Fluoride has been added to public water supplies in North America since the 1940s, after studies of communities in the western United States showed that naturally occurring fluoride in groundwater strengthened tooth enamel and reduced cavities. The practice became one of the most widespread public health interventions of the 20th century and is widely credited with sharply lowering rates of tooth decay in children.

But beginning around the turn of the century, concerns about possible neurological effects began to surface, fueled largely by studies of children exposed to unusually high levels of naturally occurring fluoride in groundwater in parts of China, India and elsewhere.

Those concerns came to a head last year when researchers affiliated with the U.S. government’s National Toxicology Program synthesized epidemiological evidence and reported a link between elevated fluoride exposure and lower IQ scores in children — with the strongest associations observed at fluoride concentrations above the World Health Organization’s guideline of 1.5 milligrams per liter, and mixed results below that threshold.

That study drew widespread attention, including from a U.S. federal district court, which cited the finding in ordering the Environmental Protection Agency to review fluoride’s potential neurotoxic effects. Federal health officials also referenced the research when announcing plans to reassess the safety and benefit of ingestible fluoride supplements and to reevaluate public water fluoridation policies.

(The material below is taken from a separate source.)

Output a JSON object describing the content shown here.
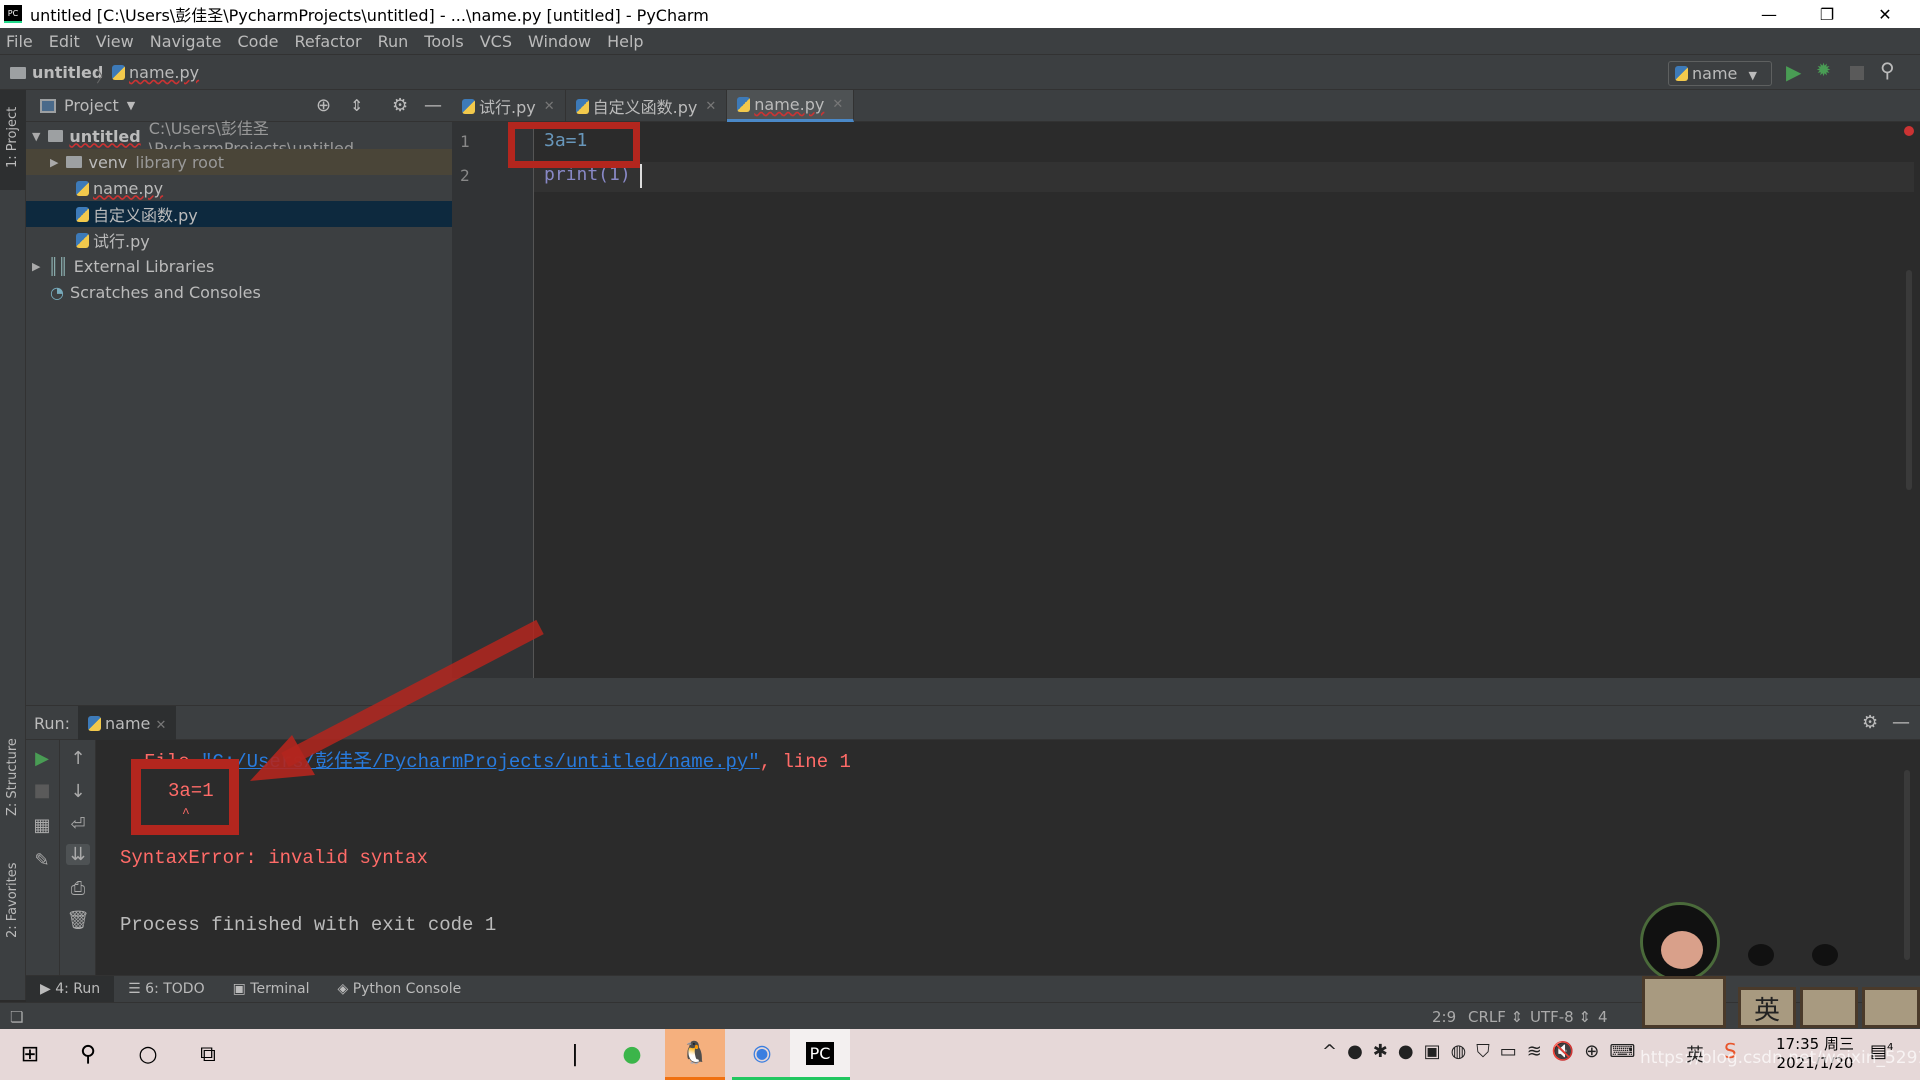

But many scientists were less convinced. As critics were quick to point out, much of the underlying evidence drew from populations exposed to substantially higher fluoride concentrations than those commonly found in North American drinking water. None of the studies were conducted in the United States, and only a handful included data from countries with fluoridation practices similar to U.S. programs, such as Canada and New Zealand.

One such critic was Rob Warren, a demographer and public health researcher at the University of Minnesota in Minneapolis. After hearing U.S. Health and Human Services Secretary Robert F. Kennedy Jr. tout the research while arguing that fluoride exposure could harm children’s brains, Warren set out to evaluate whether the claim was backed by U.S. data.

First, he looked at cognitive outcomes in a nationally representative group of nearly 58,000 high schoolers first surveyed in 1980 and followed for decades. Warren and his colleagues reported in November in Science Advances that they found no evidence that fluoride at levels typical of community water systems harms cognitive performance.

But that study relied on academic achievement measures rather than direct IQ tests, making it more difficult to directly compare its findings with those of the National Toxicology Program analysis. What’s more, it could only approximate childhood fluoride intake based on school location. What Warren needed was a dataset with both standardized IQ scores and detailed residential histories — and he found it in the Badger State.

The new longitudinal study of Wisconsinites extends the earlier analysis with more precise measures of both cognitive ability and duration of exposure to fluoridated water. Ultimately, it arrives at the same conclusion as earlier studies: Across multiple statistical models and sensitivity analyses, community water fluoridation at the current guideline level of 0.7 milligrams per liter was not associated with cognitive outcomes across the course of a life. “The claim about IQ just doesn’t hold up,” Warren says.

Not everyone is persuaded, though. For instance, because the participants were born before widespread water fluoridation, the analysis does not capture exposure during sensitive early life periods such as gestation and infancy, when the brain is developing most rapidly, says Christine Till, a neuropsychologist at York University in Toronto. It also lacks direct measures of fluoride intake, instead inferring exposure from place of residence and overlooking other sources such as supplements.

As such, the findings “should be interpreted cautiously,” Till says.

As governments weigh whether to keep fluoride in the tap, researchers agree on at least one point: The fight over its effects on the brain is far from over.